Sydney Auxiliary Bishop Anthony Fisher, chief organizer of World Youth Day, said that in his series of homilies during the weeklong event, the pope gave young Australian Catholics a blueprint of how to change the social and spiritual fabric of the country that the pope dubbed the "Great South Land of the Holy Spirit."

Pope Benedict addressed relativism and apathy during his homilies and emphasized the importance of unity and hope.

"He's provided us with a program for the spiritual and social renewal of our country and has offered young people the encouragement and inspiration to do that," Bishop Fisher said.

"Young people will return to their parishes, schools, communities and universities with a passion. All of us have been shown that Australians can be more idealistic and passionate about what really matters.

"We would hope that there's going to be a new life and energy in every corner of the church, especially youth ministry, which will obviously be bigger and better as a result of World Youth Day," he added.

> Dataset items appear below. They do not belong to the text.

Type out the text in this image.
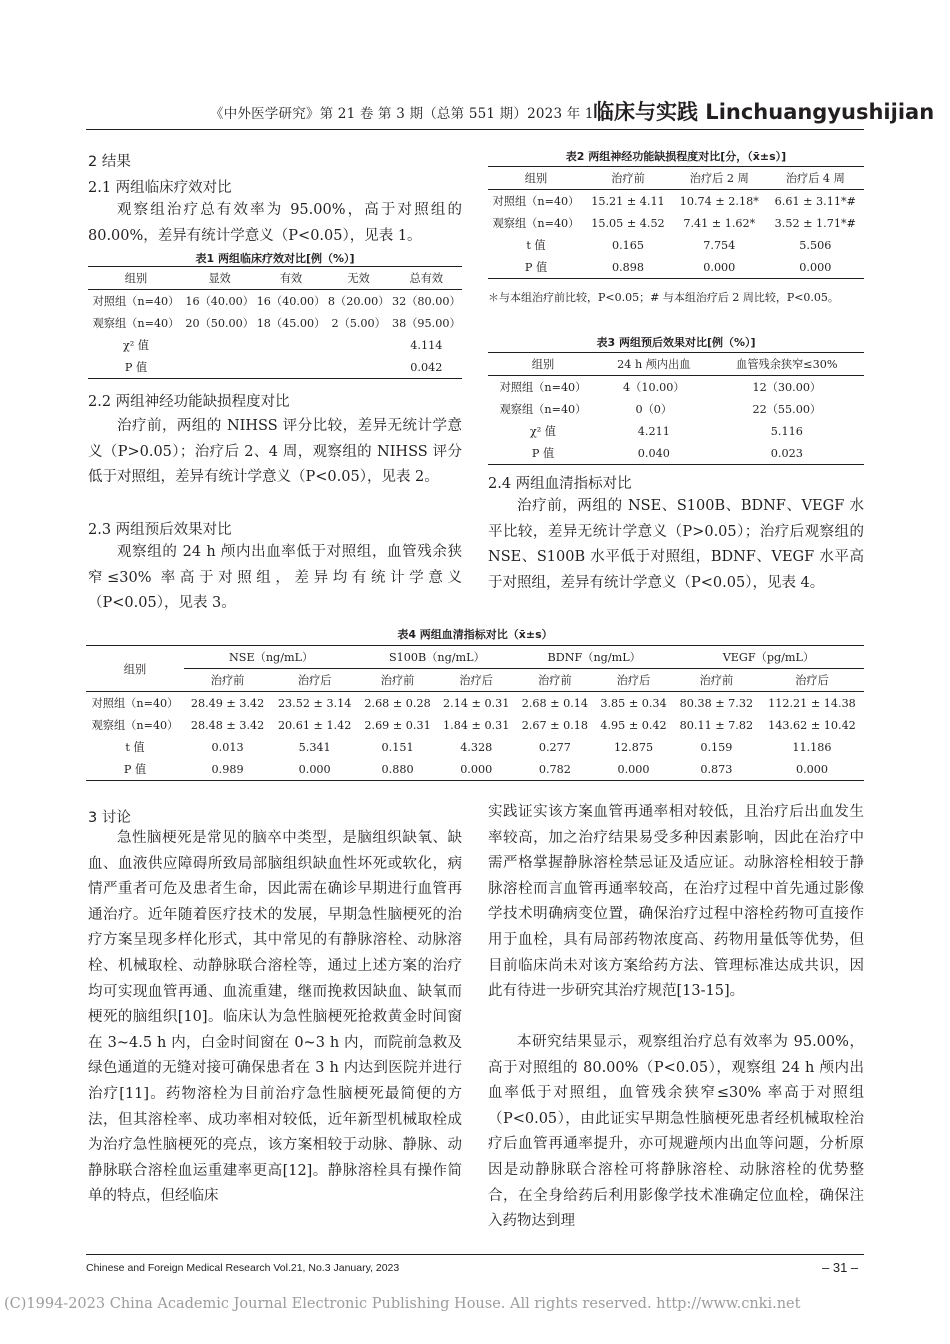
《中外医学研究》第 21 卷 第 3 期（总第 551 期）2023 年 1 月
临床与实践 Linchuangyushijian
2 结果
2.1 两组临床疗效对比
观察组治疗总有效率为 95.00%，高于对照组的 80.00%，差异有统计学意义（P<0.05），见表 1。
表1 两组临床疗效对比[例（%）]
组别	显效	有效	无效	总有效
对照组（n=40）	16（40.00）	16（40.00）	8（20.00）	32（80.00）
观察组（n=40）	20（50.00）	18（45.00）	2（5.00）	38（95.00）
χ² 值				4.114
P 值				0.042
2.2 两组神经功能缺损程度对比
治疗前，两组的 NIHSS 评分比较，差异无统计学意义（P>0.05）；治疗后 2、4 周，观察组的 NIHSS 评分低于对照组，差异有统计学意义（P<0.05），见表 2。
2.3 两组预后效果对比
观察组的 24 h 颅内出血率低于对照组，血管残余狭窄≤30% 率高于对照组，差异均有统计学意义（P<0.05），见表 3。
表2 两组神经功能缺损程度对比[分，（x̄±s）]
组别	治疗前	治疗后 2 周	治疗后 4 周
对照组（n=40）	15.21 ± 4.11	10.74 ± 2.18*	6.61 ± 3.11*#
观察组（n=40）	15.05 ± 4.52	7.41 ± 1.62*	3.52 ± 1.71*#
t 值	0.165	7.754	5.506
P 值	0.898	0.000	0.000
＊与本组治疗前比较，P<0.05；# 与本组治疗后 2 周比较，P<0.05。
表3 两组预后效果对比[例（%）]
组别	24 h 颅内出血	血管残余狭窄≤30%
对照组（n=40）	4（10.00）	12（30.00）
观察组（n=40）	0（0）	22（55.00）
χ² 值	4.211	5.116
P 值	0.040	0.023
2.4 两组血清指标对比
治疗前，两组的 NSE、S100B、BDNF、VEGF 水平比较，差异无统计学意义（P>0.05）；治疗后观察组的 NSE、S100B 水平低于对照组，BDNF、VEGF 水平高于对照组，差异有统计学意义（P<0.05），见表 4。
表4 两组血清指标对比（x̄±s）
组别	NSE（ng/mL）		S100B（ng/mL）		BDNF（ng/mL）		VEGF（pg/mL）	
	治疗前	治疗后	治疗前	治疗后	治疗前	治疗后	治疗前	治疗后
对照组（n=40）	28.49 ± 3.42	23.52 ± 3.14	2.68 ± 0.28	2.14 ± 0.31	2.68 ± 0.14	3.85 ± 0.34	80.38 ± 7.32	112.21 ± 14.38
观察组（n=40）	28.48 ± 3.42	20.61 ± 1.42	2.69 ± 0.31	1.84 ± 0.31	2.67 ± 0.18	4.95 ± 0.42	80.11 ± 7.82	143.62 ± 10.42
t 值	0.013	5.341	0.151	4.328	0.277	12.875	0.159	11.186
P 值	0.989	0.000	0.880	0.000	0.782	0.000	0.873	0.000
3 讨论
急性脑梗死是常见的脑卒中类型，是脑组织缺氧、缺血、血液供应障碍所致局部脑组织缺血性坏死或软化，病情严重者可危及患者生命，因此需在确诊早期进行血管再通治疗。近年随着医疗技术的发展，早期急性脑梗死的治疗方案呈现多样化形式，其中常见的有静脉溶栓、动脉溶栓、机械取栓、动静脉联合溶栓等，通过上述方案的治疗均可实现血管再通、血流重建，继而挽救因缺血、缺氧而梗死的脑组织[10]。临床认为急性脑梗死抢救黄金时间窗在 3~4.5 h 内，白金时间窗在 0~3 h 内，而院前急救及绿色通道的无缝对接可确保患者在 3 h 内达到医院并进行治疗[11]。药物溶栓为目前治疗急性脑梗死最简便的方法，但其溶栓率、成功率相对较低，近年新型机械取栓成为治疗急性脑梗死的亮点，该方案相较于动脉、静脉、动静脉联合溶栓血运重建率更高[12]。静脉溶栓具有操作简单的特点，但经临床
实践证实该方案血管再通率相对较低，且治疗后出血发生率较高，加之治疗结果易受多种因素影响，因此在治疗中需严格掌握静脉溶栓禁忌证及适应证。动脉溶栓相较于静脉溶栓而言血管再通率较高，在治疗过程中首先通过影像学技术明确病变位置，确保治疗过程中溶栓药物可直接作用于血栓，具有局部药物浓度高、药物用量低等优势，但目前临床尚未对该方案给药方法、管理标准达成共识，因此有待进一步研究其治疗规范[13-15]。
本研究结果显示，观察组治疗总有效率为 95.00%，高于对照组的 80.00%（P<0.05），观察组 24 h 颅内出血率低于对照组，血管残余狭窄≤30% 率高于对照组（P<0.05），由此证实早期急性脑梗死患者经机械取栓治疗后血管再通率提升，亦可规避颅内出血等问题，分析原因是动静脉联合溶栓可将静脉溶栓、动脉溶栓的优势整合，在全身给药后利用影像学技术准确定位血栓，确保注入药物达到理
Chinese and Foreign Medical Research Vol.21, No.3 January, 2023	– 31 –
(C)1994-2023 China Academic Journal Electronic Publishing House. All rights reserved. http://www.cnki.net
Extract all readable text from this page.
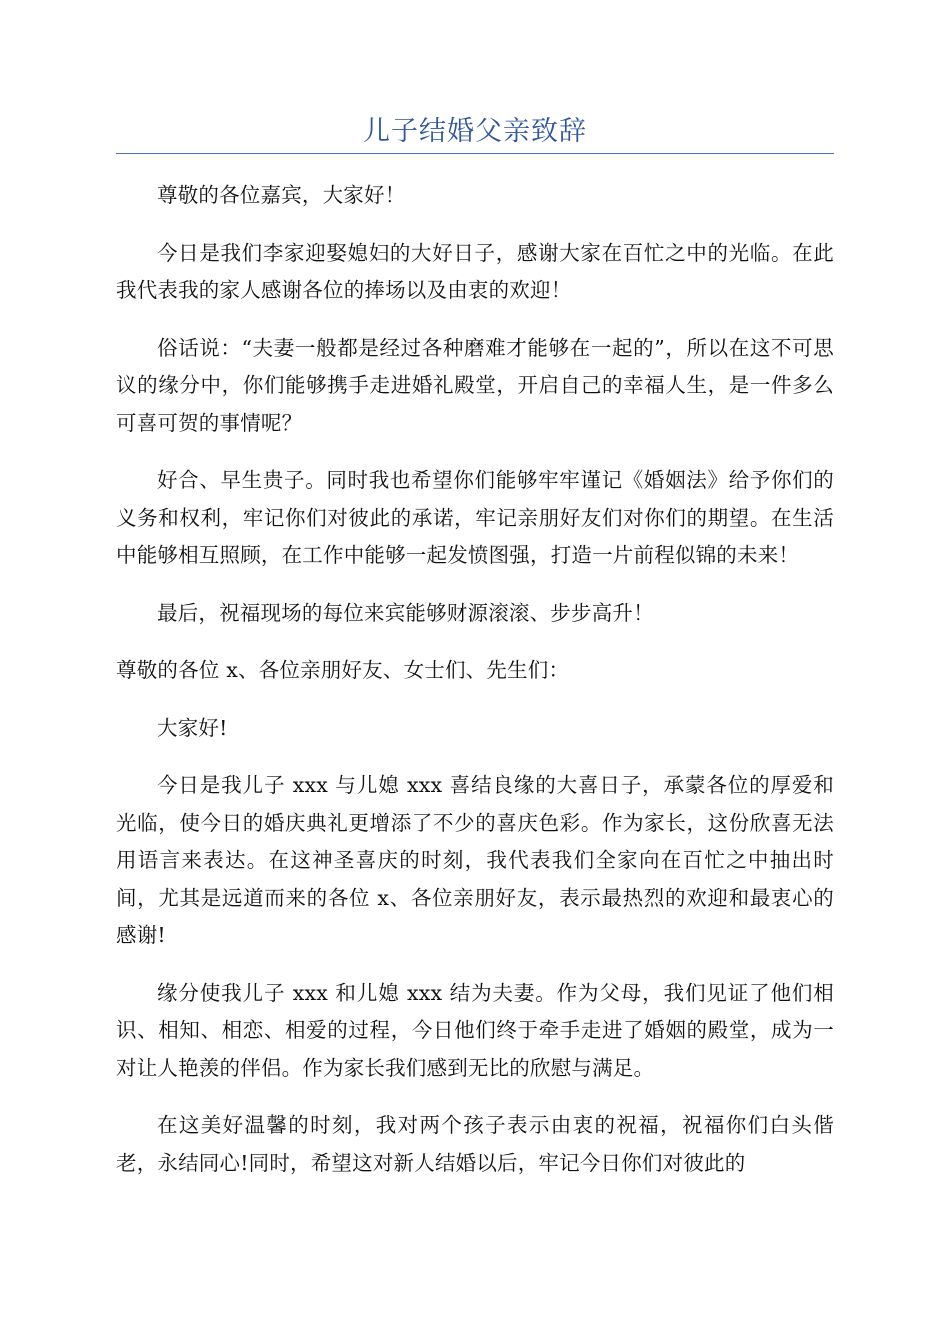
儿子结婚父亲致辞

尊敬的各位嘉宾，大家好！

今日是我们李家迎娶媳妇的大好日子，感谢大家在百忙之中的光临。在此我代表我的家人感谢各位的捧场以及由衷的欢迎！

俗话说：“夫妻一般都是经过各种磨难才能够在一起的”，所以在这不可思议的缘分中，你们能够携手走进婚礼殿堂，开启自己的幸福人生，是一件多么可喜可贺的事情呢？

好合、早生贵子。同时我也希望你们能够牢牢谨记《婚姻法》给予你们的义务和权利，牢记你们对彼此的承诺，牢记亲朋好友们对你们的期望。在生活中能够相互照顾，在工作中能够一起发愤图强，打造一片前程似锦的未来！

最后，祝福现场的每位来宾能够财源滚滚、步步高升！

尊敬的各位 x、各位亲朋好友、女士们、先生们：

大家好!

今日是我儿子 xxx 与儿媳 xxx 喜结良缘的大喜日子，承蒙各位的厚爱和光临，使今日的婚庆典礼更增添了不少的喜庆色彩。作为家长，这份欣喜无法用语言来表达。在这神圣喜庆的时刻，我代表我们全家向在百忙之中抽出时间，尤其是远道而来的各位 x、各位亲朋好友，表示最热烈的欢迎和最衷心的感谢!

缘分使我儿子 xxx 和儿媳 xxx 结为夫妻。作为父母，我们见证了他们相识、相知、相恋、相爱的过程，今日他们终于牵手走进了婚姻的殿堂，成为一对让人艳羡的伴侣。作为家长我们感到无比的欣慰与满足。

在这美好温馨的时刻，我对两个孩子表示由衷的祝福，祝福你们白头偕老，永结同心!同时，希望这对新人结婚以后，牢记今日你们对彼此的
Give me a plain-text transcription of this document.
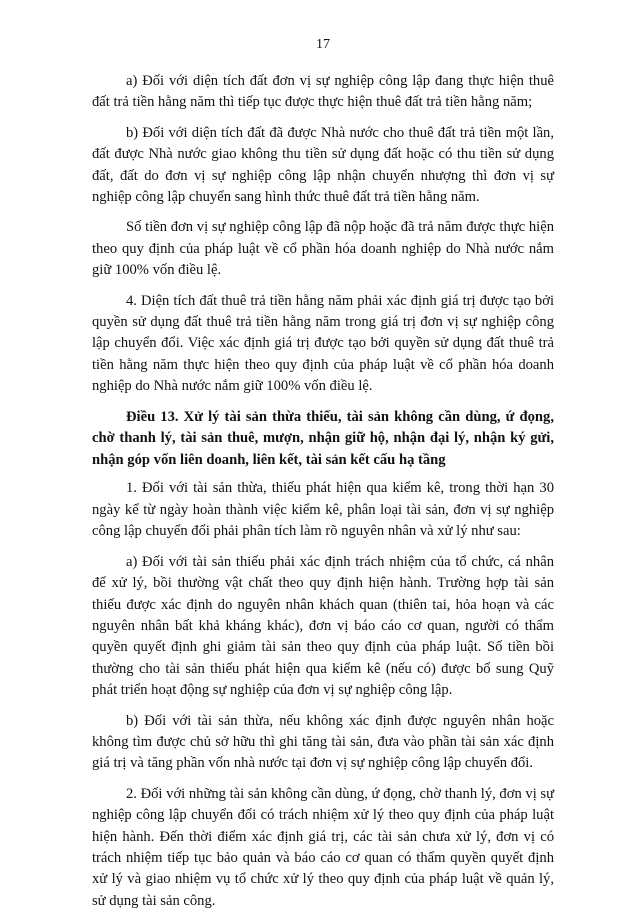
17

a) Đối với diện tích đất đơn vị sự nghiệp công lập đang thực hiện thuê đất trả tiền hằng năm thì tiếp tục được thực hiện thuê đất trả tiền hằng năm;

b) Đối với diện tích đất đã được Nhà nước cho thuê đất trả tiền một lần, đất được Nhà nước giao không thu tiền sử dụng đất hoặc có thu tiền sử dụng đất, đất do đơn vị sự nghiệp công lập nhận chuyển nhượng thì đơn vị sự nghiệp công lập chuyển sang hình thức thuê đất trả tiền hằng năm.

Số tiền đơn vị sự nghiệp công lập đã nộp hoặc đã trả năm được thực hiện theo quy định của pháp luật về cổ phần hóa doanh nghiệp do Nhà nước nắm giữ 100% vốn điều lệ.

4. Diện tích đất thuê trả tiền hằng năm phải xác định giá trị được tạo bởi quyền sử dụng đất thuê trả tiền hằng năm trong giá trị đơn vị sự nghiệp công lập chuyển đổi. Việc xác định giá trị được tạo bởi quyền sử dụng đất thuê trả tiền hằng năm thực hiện theo quy định của pháp luật về cổ phần hóa doanh nghiệp do Nhà nước nắm giữ 100% vốn điều lệ.

Điều 13. Xử lý tài sản thừa thiếu, tài sản không cần dùng, ứ đọng, chờ thanh lý, tài sản thuê, mượn, nhận giữ hộ, nhận đại lý, nhận ký gửi, nhận góp vốn liên doanh, liên kết, tài sản kết cấu hạ tầng

1. Đối với tài sản thừa, thiếu phát hiện qua kiểm kê, trong thời hạn 30 ngày kể từ ngày hoàn thành việc kiểm kê, phân loại tài sản, đơn vị sự nghiệp công lập chuyển đổi phải phân tích làm rõ nguyên nhân và xử lý như sau:

a) Đối với tài sản thiếu phải xác định trách nhiệm của tổ chức, cá nhân để xử lý, bồi thường vật chất theo quy định hiện hành. Trường hợp tài sản thiếu được xác định do nguyên nhân khách quan (thiên tai, hỏa hoạn và các nguyên nhân bất khả kháng khác), đơn vị báo cáo cơ quan, người có thẩm quyền quyết định ghi giảm tài sản theo quy định của pháp luật. Số tiền bồi thường cho tài sản thiếu phát hiện qua kiểm kê (nếu có) được bổ sung Quỹ phát triển hoạt động sự nghiệp của đơn vị sự nghiệp công lập.

b) Đối với tài sản thừa, nếu không xác định được nguyên nhân hoặc không tìm được chủ sở hữu thì ghi tăng tài sản, đưa vào phần tài sản xác định giá trị và tăng phần vốn nhà nước tại đơn vị sự nghiệp công lập chuyển đổi.

2. Đối với những tài sản không cần dùng, ứ đọng, chờ thanh lý, đơn vị sự nghiệp công lập chuyển đổi có trách nhiệm xử lý theo quy định của pháp luật hiện hành. Đến thời điểm xác định giá trị, các tài sản chưa xử lý, đơn vị có trách nhiệm tiếp tục bảo quản và báo cáo cơ quan có thẩm quyền quyết định xử lý và giao nhiệm vụ tổ chức xử lý theo quy định của pháp luật về quản lý, sử dụng tài sản công.
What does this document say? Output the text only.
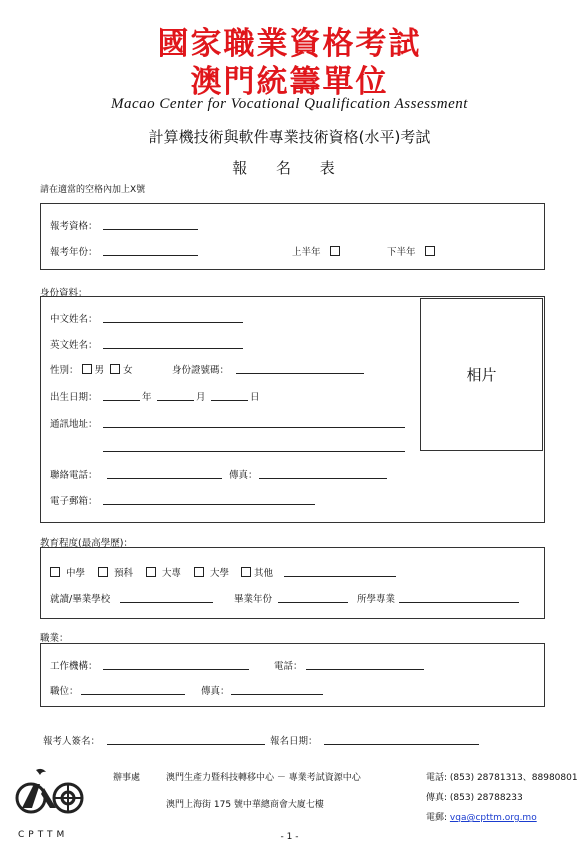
國家職業資格考試
澳門統籌單位
Macao Center for Vocational Qualification Assessment
計算機技術與軟件專業技術資格(水平)考試
報 名 表
請在適當的空格內加上X號
報考資格：
報考年份：	上半年	下半年
身份資料：
相片
中文姓名：
英文姓名：
性別： 男 女	身份證號碼：
出生日期：	年	月	日
通訊地址：
聯絡電話：	傳真：
電子郵箱：
教育程度(最高學歷)：
中學	預科	大專	大學	其他
就讀/畢業學校	畢業年份	所學專業
職業：
工作機構：	電話：
職位：	傳真：
報考人簽名：	報名日期：
CPTTM
辦事處	澳門生產力暨科技轉移中心 － 專業考試資源中心
澳門上海街 175 號中華總商會大廈七樓
電話: (853) 28781313、88980801
傳真: (853) 28788233
電郵: vqa@cpttm.org.mo
- 1 -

Bishop Fisher acknowledged Pope Benedict's concern for how deeply secularization has set into Australia.

"When (the pope) is talking about things like apathy and relativism, they're commonplace in the Western world, but certainly I think he had Australia in mind, and it's a real issue for us right across the board, not just for the church," Bishop Fisher said.

"People are at times apathetic about key issues in the world, and Australians in particular are very comfortable -- we've got a pretty good life.

"But the risk is that if we don't then ask the bigger questions.. . what it's all for, and what about the poor people of the world who don't have the affluence we have, even in our own community? The indigenous Australians have been so prominent during WYD.. . how do they fit into the new wealth of Australia and the comfort?" he asked.

The challenge was clearly set out by Archbishop Charles J. Chaput of Denver, who told more than 1,000 youths at a Theology on Tap session at an Irish pub in Sydney about the futility of living a double life -- going to Mass on Sunday but not giving public witness to the faith.

"We can't live a halfway Christianity," he said. "Every double life will inevitably self-destruct. Being a Christian is who you are -- period. And being a Christian means your life has a mission. It means striving every day to become more like Jesus in your thoughts and actions."

The focus of the catechesis, held over the first four mornings of World Youth Day in 250 locations across Sydney and taught by bishops from around the world, was carrying out the church's mission empowered by the Holy Spirit.

World Youth Day has been the seed of many vocations, be it to married, religious or single life. Amid the hype and noise of the multicultural week, bishops and lay leaders alike warned pilgrims that unless they took time for silent meditation and prayer, then the fruits of World Youth Day might be lost.

After celebrating Mass at the University of Notre Dame Australia, Bishop Joseph A. Pepe of Las Vegas said quiet reflection is essential "so God can whisper to you and give you your vocation" -- as the pope reminded young people in his visit to the United States three months before World Youth Day.

"If we have the environment of prayer, then we're communicating with God, and God will communicate with us, telling us if we will have vocations in our families," Bishop Pepe said.

Bishop Fisher said he felt optimistic after World Youth Day.

"We often talk of Australia being a secular country, as if the view that religion has to be privatized or abolished has won," he said.

"We know in fact that most people still say, when asked, that they believe in God and they pray sometimes and say they are Christians. So Australia isn't as agnostic as it's portrayed," he said.